By Bill Taylor It Seems to Me
January 21, 2014
It seems to me that this time of year, after the excitement of the holidays and the last of the seemingly endless array of college football bowl games, we should kinda step back and take a serious look at what’s facing us in the new year. In the forefront is the concern of many citizens about the federal government’s ongoing expansion and consolidation of power - such as the following examples.
The government is threatening The Little Sisters of the Poor, a non-profit organization of nuns providing nursing home and hospice services, with an annual $2.5 million fine if the nuns don’t agree to a health insurance program incorporating contraceptive devices and services. The nuns, who take a vow of chastity and minister to the dying, claim agreeing to such a plan would result in their denying basic tenets of their faith.
According to reports, the government’s response boils down to, “Shut up and do as you’re told or else.”
For some years small family farms have been exempt from many federal rules designed to regulate large-farm commercial agriculture. Recently the feds decided a small farm didn’t qualify as a “family” farm. The reason? The farm is a three person operation - father, son, and a single employee who is not a member of the family.
According to the feds, this “non-family” employee invalidates the family farm designation so the owners must comply with all federal farm-related rules and regulations at an estimated cost of hundreds of thousands of dollars.
In another case, officials reportedly have decided that small family farms which store grain from their harvest on their farms must comply with the same regulations as those covering grain storage elevators. Apparently it doesn’t matter if the grain is being held for feeding the farm’s own livestock or is simply being temporarily kept to sell at a later date. Sure makes a body shiver a bit. Well, there plenty of more examples of discontent with and distrust of our government, but let’s get some perspective from a few news items elsewhere around the world.

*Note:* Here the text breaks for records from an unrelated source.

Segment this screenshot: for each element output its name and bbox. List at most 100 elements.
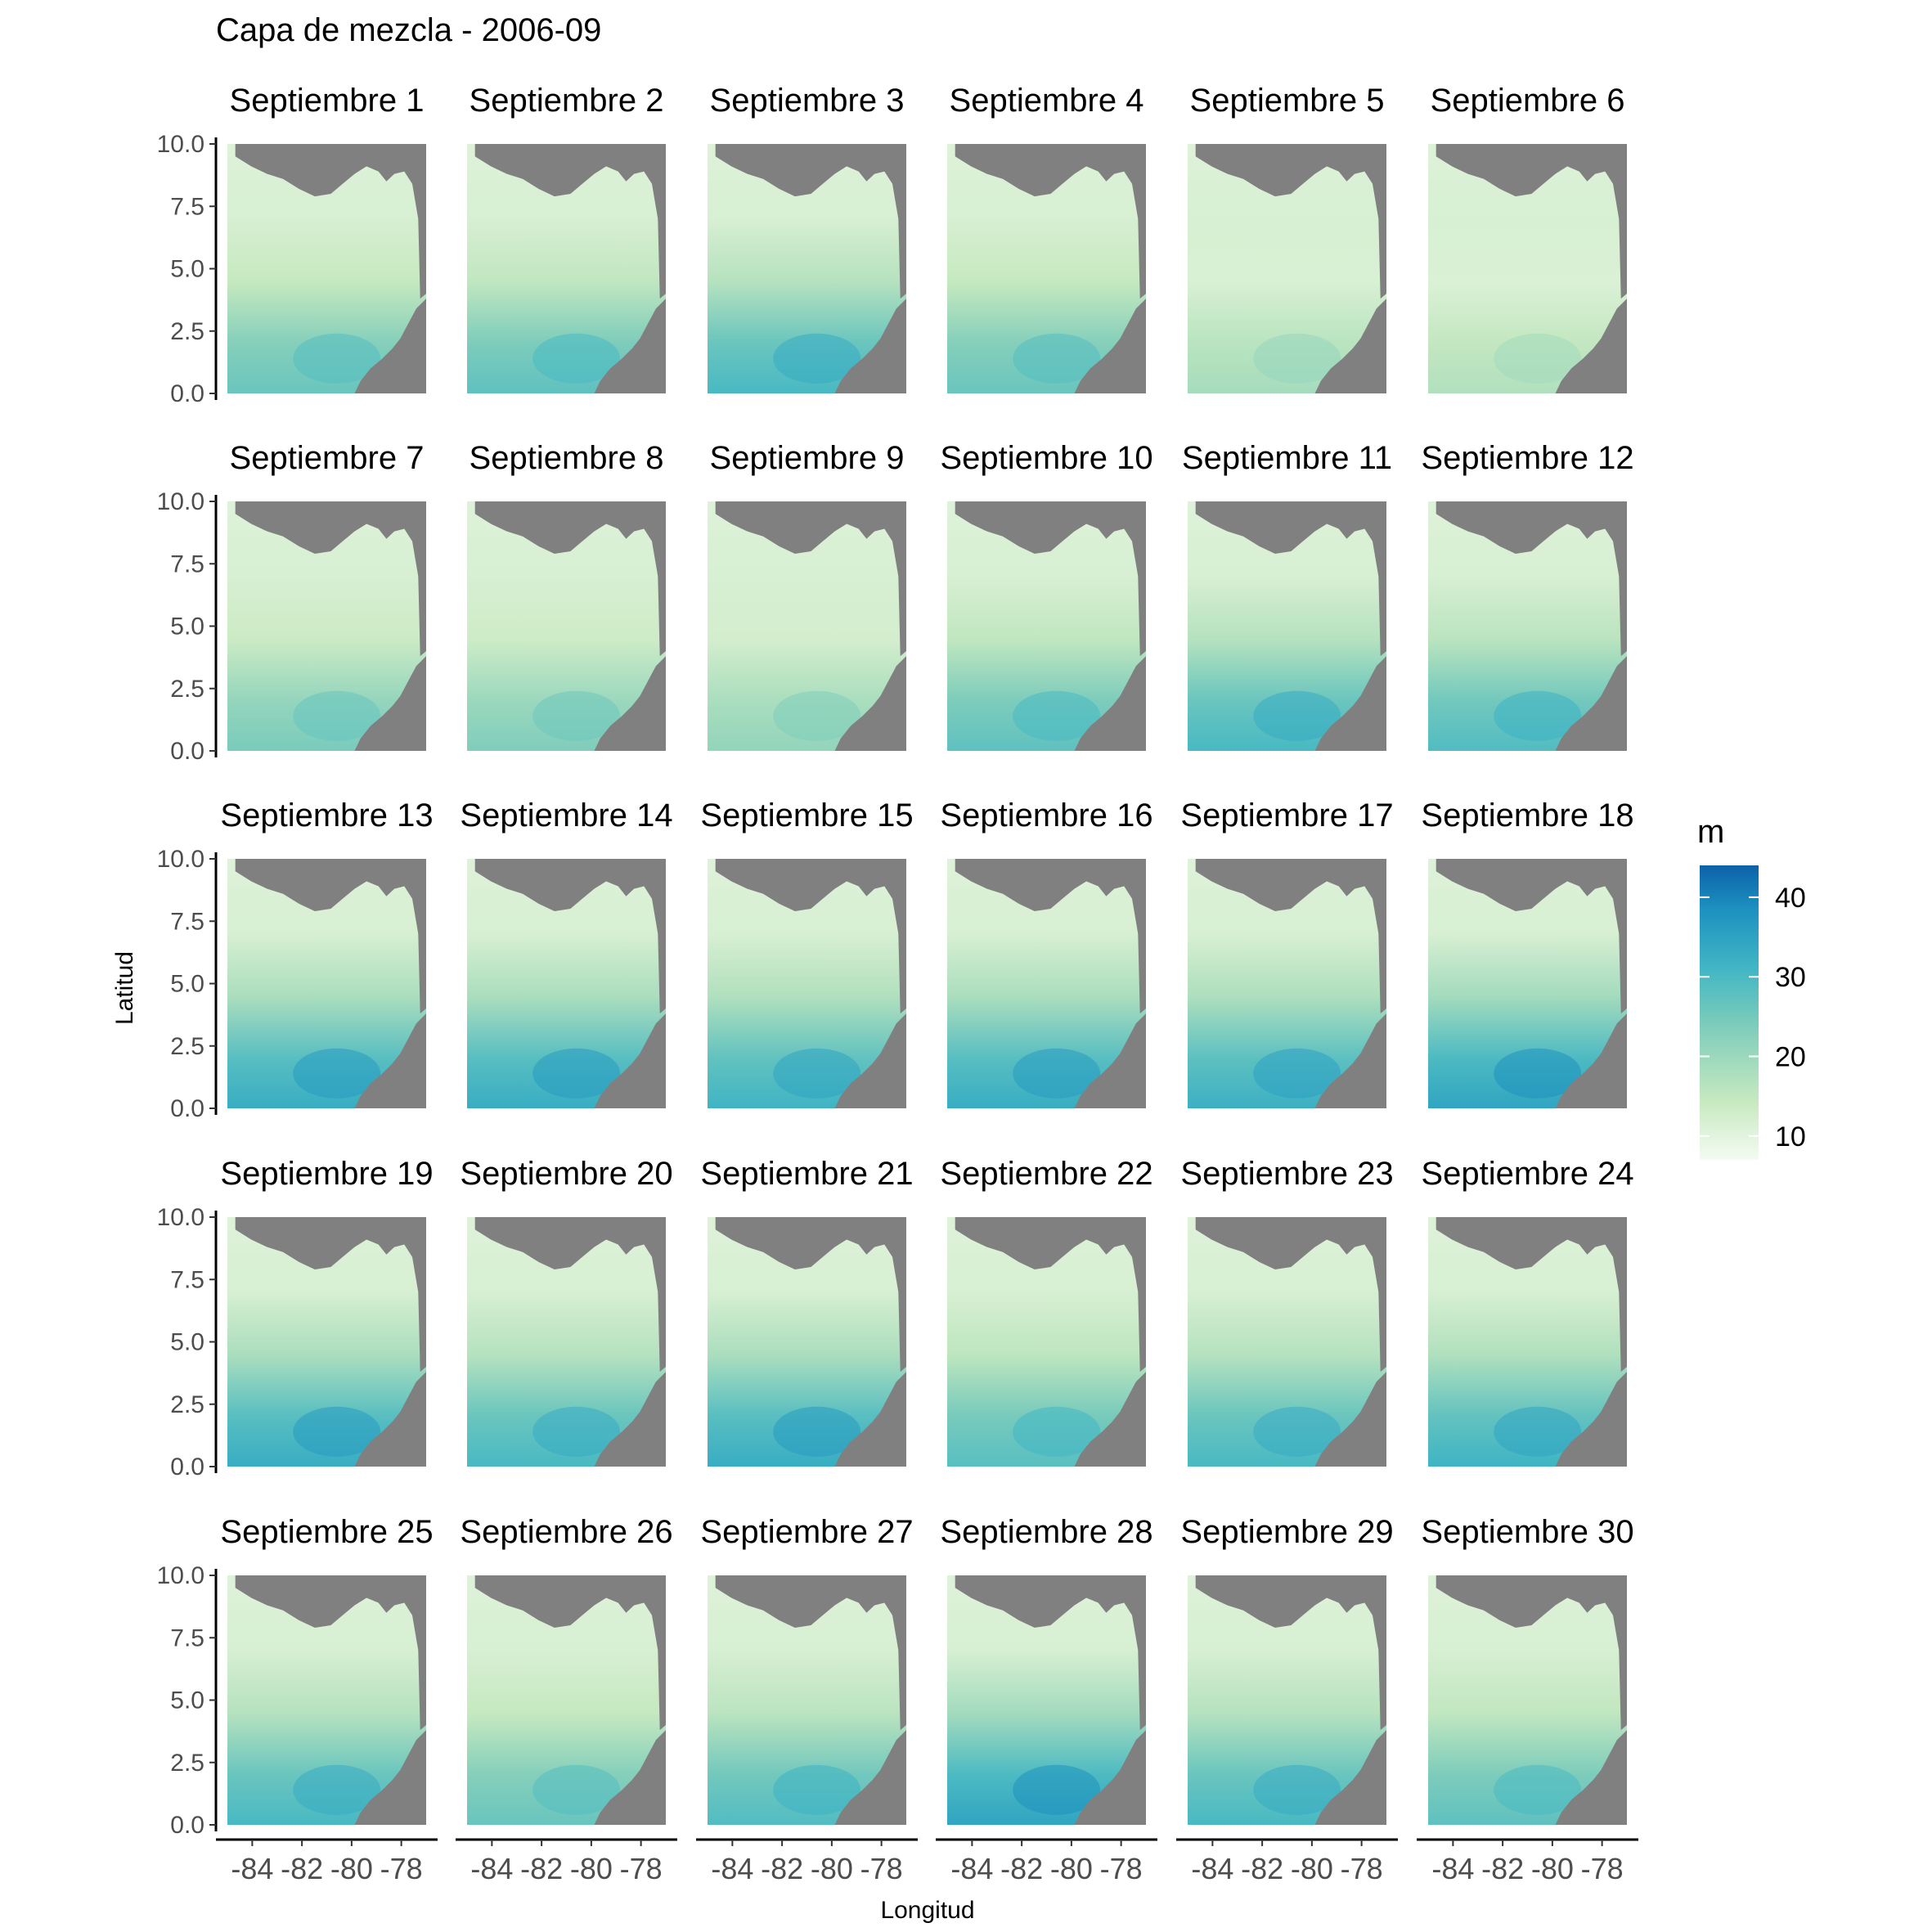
land-mask-south	[354, 656, 426, 751]
colorbar-legend: m 40 30 20 10	[1697, 814, 1806, 1160]
y-tick-label: 2.5	[170, 1750, 204, 1777]
facet-label: Septiembre 13	[220, 798, 433, 833]
land-mask-south	[594, 1372, 666, 1467]
heat-core	[1494, 1406, 1582, 1457]
colorbar-tick-label: 30	[1775, 962, 1806, 993]
land-mask-north	[715, 144, 906, 299]
facet-panel: Septiembre 25 0.0 2.5 5.0 7.5 10.0 -84 -82 -80 -7…	[157, 1514, 438, 1885]
x-tick-label: -84	[1431, 1852, 1474, 1885]
land-mask-south	[594, 1730, 666, 1825]
land-mask-south	[354, 1730, 426, 1825]
land-mask-north	[1195, 1575, 1386, 1731]
heat-core	[773, 1048, 861, 1099]
land-mask-south	[1074, 299, 1146, 393]
facet-panel: Septiembre 7 0.0 2.5 5.0 7.5 10.0	[157, 440, 426, 765]
land-mask-north	[955, 859, 1146, 1014]
facet-label: Septiembre 4	[950, 83, 1144, 119]
x-tick-label: -84	[950, 1852, 993, 1885]
land-mask-south	[1555, 299, 1627, 393]
land-mask-north	[235, 501, 426, 657]
land-mask-north	[235, 859, 426, 1014]
facet-label: Septiembre 1	[230, 83, 425, 119]
heat-core	[293, 1764, 381, 1815]
facet-panel: Septiembre 22	[940, 1156, 1153, 1467]
land-mask-north	[1436, 1217, 1627, 1373]
land-mask-south	[1314, 1730, 1386, 1825]
land-mask-north	[955, 1217, 1146, 1373]
facet-panel: Septiembre 28 -84 -82 -80 -78	[936, 1514, 1157, 1885]
facet-panel: Septiembre 24	[1421, 1156, 1634, 1467]
land-mask-north	[715, 501, 906, 657]
heat-core	[293, 690, 381, 741]
y-tick-label: 5.0	[170, 1329, 204, 1356]
land-mask-north	[474, 501, 666, 657]
x-tick-label: -84	[470, 1852, 513, 1885]
colorbar-tick-label: 20	[1775, 1042, 1806, 1073]
y-tick-label: 7.5	[170, 550, 204, 577]
facet-panel: Septiembre 27 -84 -82 -80 -78	[696, 1514, 918, 1885]
facet-panel: Septiembre 2	[467, 83, 666, 393]
y-tick-label: 0.0	[170, 1453, 204, 1480]
land-mask-north	[1436, 859, 1627, 1014]
y-tick-label: 0.0	[170, 380, 204, 407]
heat-core	[1253, 1764, 1341, 1815]
heat-core	[1494, 1764, 1582, 1815]
land-mask-north	[955, 1575, 1146, 1731]
facet-label: Septiembre 14	[460, 798, 672, 833]
land-mask-south	[594, 656, 666, 751]
facet-panel: Septiembre 23	[1180, 1156, 1394, 1467]
facet-label: Septiembre 11	[1182, 440, 1392, 476]
land-mask-south	[594, 299, 666, 393]
y-tick-label: 5.0	[170, 1687, 204, 1714]
land-mask-south	[834, 299, 906, 393]
heat-core	[1013, 333, 1101, 384]
facet-label: Septiembre 20	[460, 1156, 672, 1192]
land-mask-north	[1436, 144, 1627, 299]
facet-label: Septiembre 16	[940, 798, 1152, 833]
heat-core	[293, 1048, 381, 1099]
x-tick-label: -78	[860, 1852, 903, 1885]
land-mask-south	[354, 299, 426, 393]
facet-label: Septiembre 21	[700, 1156, 913, 1192]
heat-core	[293, 1406, 381, 1457]
facet-label: Septiembre 6	[1431, 83, 1625, 119]
land-mask-north	[1195, 1217, 1386, 1373]
facet-panel: Septiembre 30 -84 -82 -80 -78	[1417, 1514, 1638, 1885]
land-mask-south	[1555, 656, 1627, 751]
land-mask-south	[1074, 656, 1146, 751]
y-tick-label: 7.5	[170, 193, 204, 220]
x-tick-label: -80	[1531, 1852, 1574, 1885]
colorbar-ticks: 40 30 20 10	[1700, 883, 1806, 1152]
facet-panel: Septiembre 10	[940, 440, 1153, 751]
facet-panel: Septiembre 3	[708, 83, 906, 393]
facet-label: Septiembre 10	[940, 440, 1152, 476]
x-tick-label: -84	[231, 1852, 273, 1885]
x-tick-label: -84	[711, 1852, 753, 1885]
facet-label: Septiembre 2	[470, 83, 664, 119]
chart-title: Capa de mezcla - 2006-09	[216, 12, 601, 48]
facet-label: Septiembre 8	[470, 440, 664, 476]
y-axis-label: Latitud	[111, 951, 138, 1025]
heat-core	[1253, 1406, 1341, 1457]
heat-core	[1013, 1048, 1101, 1099]
x-tick-label: -82	[281, 1852, 323, 1885]
heat-core	[1494, 333, 1582, 384]
x-tick-label: -78	[1341, 1852, 1383, 1885]
x-tick-label: -80	[330, 1852, 373, 1885]
land-mask-south	[834, 656, 906, 751]
land-mask-south	[834, 1013, 906, 1108]
y-tick-label: 5.0	[170, 971, 204, 998]
x-tick-label: -84	[1191, 1852, 1233, 1885]
heat-core	[773, 1406, 861, 1457]
land-mask-south	[1314, 656, 1386, 751]
x-axis-label: Longitud	[880, 1897, 974, 1924]
heat-core	[293, 333, 381, 384]
facet-label: Septiembre 26	[460, 1514, 672, 1550]
land-mask-south	[594, 1013, 666, 1108]
colorbar-tick-label: 10	[1775, 1121, 1806, 1152]
colorbar-gradient	[1700, 865, 1759, 1160]
land-mask-south	[1314, 1372, 1386, 1467]
heat-core	[532, 690, 621, 741]
facet-panel: Septiembre 13 0.0 2.5 5.0 7.5 10.0	[157, 798, 434, 1122]
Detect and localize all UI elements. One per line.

Protesters aiming to topple the government in Thailand have shut down Bangkok by building barricades and blocking key road junctions. Some 18,000 security personnel have been deployed to maintain order and there have been no serious incidents so far, but reports say there are fears of renewed violence and protest leaders have vowed to reject any attempt at negotiation.
In India some 50,000 families try to survive in frigid, tent-city refugee camps where children die daily in disease-ridden, unsanitary conditions. The reason? Violence that erupted between Hindus and Muslims in which people were shot and hacked to death, women raped, and houses looted and burned. The camp dwellers don’t want to return home because they don’t believe the government will provide them security against further attacks. They would prefer facing the horrible conditions in the camps rather than trust the government to protect them from “sure death” if they returned home.
In Cambodia, a strike by garment workers has become deadly as police shot and killed at least four protesters and wounded a number of others. Military police armed with assault rifles fired on several hundred unarmed workers who were seeking an increase in wages.
In Egypt, security forces reportedly killed more than a dozen people while breaking up a protest against the government. An additional number of people were killed in other demonstrations around the country. The protests are expected to continue with the government increasingly using force to quell them.
OK, so what’s this perspective stuff? Well, although there is increasing discontent and disgust with the way our country is being governed, we remain a nation that has not yet resorted to violence and still has some trust in government and the rule of law. There is, however, ever deepening concern that the qdministration is effectively imposing a dictatorship.
A number of laws are being changed by administrative order while others are ignored; thousands of new federal rules and regulations controlling almost every aspect of our businesses and lives are being put in place; and, those who would oppose these imperial moves are being targeted as un-American villains and scoundrels. You know, actions like these have led folks in this country to openly rebelling against government in the past - that’s what the original Boston Tea Party was all about.
It’s something to think about. At least that’s how it seems to me.